Spindle cell melanoma can easily be confused with other spindle cell tumors. Other tumors with which it can be confused are described below.

Desmoplastic melanoma

Desmoplastic melanoma was described as a variant of spindle cell melanoma in 1971 [6]. Recent studies now suggest that desmoplastic melanoma and spindle cell melanoma represent two distinct types of melanoma, such as differences in staining, genetic mutations and clinical manifestations have been found [3].

  • When spindle cells account for >90% of a tumor, a diagnosis of spindle cell melanoma is made.
  • When >90% of a tumor is composed of desmoplastic cells, a diagnosis of desmoplastic melanoma is made.
  • Melanomas with spindle cells and desmoplastic components at varying levels between 10% and 90% are called mixed variants. [2,3,12].
  • Collagen IV, CD68, MDM2 and trichrome are positive after staining in desmoplastic melanoma [3].
  • HMB-45, laminin T, laminin NT, Melan-A and c-KIT are negative in desmoplastic melanoma [2,3].

Rush nevus

Reed naevus (also called pigmented spindle cell naevus) is a melanocytic nevi with a largely spindle cell appearance under microscopy. The architecture is symmetrical with good side demarcation, epidermal hyperplasiaand uniform nests of cells [9].

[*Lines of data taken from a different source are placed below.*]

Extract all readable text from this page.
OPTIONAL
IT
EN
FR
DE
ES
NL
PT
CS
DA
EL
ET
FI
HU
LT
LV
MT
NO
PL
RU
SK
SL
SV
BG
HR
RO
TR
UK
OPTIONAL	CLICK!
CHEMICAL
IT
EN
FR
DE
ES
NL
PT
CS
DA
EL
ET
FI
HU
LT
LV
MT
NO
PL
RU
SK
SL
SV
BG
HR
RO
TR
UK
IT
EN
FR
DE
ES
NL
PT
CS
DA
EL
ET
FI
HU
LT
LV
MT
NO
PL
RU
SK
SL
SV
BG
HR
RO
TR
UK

Cutaneous clear cell sarcoma

the differentiation of cutaneous clear cell sarcoma from spindle cell melanoma is largely histological, as both can stain positively for the same indicators: S100, HMB-45 and Melan-A. Cutaneous clear cell sarcoma tends to show uniform patterns of spindle cells fascicles (bundles) under microscopy, which are present throughout a tumor and enclosed by fibrous septa. stroma tends to be hyalinized, scleroticand lattice [13].

Leiomyosarcoma

Leiomyosarcoma pathology may be indistinguishable morphologically of melanoma

  • Smooth muscle actin (SMA) staining is positive in leiomyosarcoma.
  • S100, p75 or HMB-45 markers are negative after staining. [10,14].

Atypical fibroxanthoma

S100, p75 and HMB-45 markers are negative after staining in atypical fibroxanthoma [10].

Fibrosarcoma

  • Vimentin is positive in fibrosarcoma.
  • S100 and HMB-45 markers are negative after staining. [5,14].

Peripheral nerve sheath tumors

  • S100, CD34 and GAP43 markers are positive after staining in peripheral nerve sheath tumors.
  • HMB-45 and Melan-A are negative in peripheral nerve sheath tumors [10,15].

Dermatofibrosarcoma protuberans

  • CD34 is positive in dermatofibrosarcoma protuberans.
  • p75 is variable.
  • S100 is negative [5,16].

Spindle cell scaly cell carcinoma

  • Cytokeratin stains such as 34betaE12 are positive in spindle cell squamous cell carcinoma.
  • S100 and HMB-45 are usually negative after staining.
  • p75 is variable [10,11].

What is the treatment for spindle cell melanoma?

Treatment for spindle cell melanoma is similar to that for other forms of melanoma. Surgical excision It is the first step in management [1].

What is the outcome for spindle cell melanoma?

Although the trend to nodal The incidence is low, most spindle cell melanomas present with advanced disease, with a worse prognosis in Caucasian men over 66 years of age. [3].

Advanced disease with lymph nodes and distal Metastasis is associated with worse outcomes in spindle cell melanoma, as are higher tumor grades, which have been associated with worse disease-specific and overall survival [1].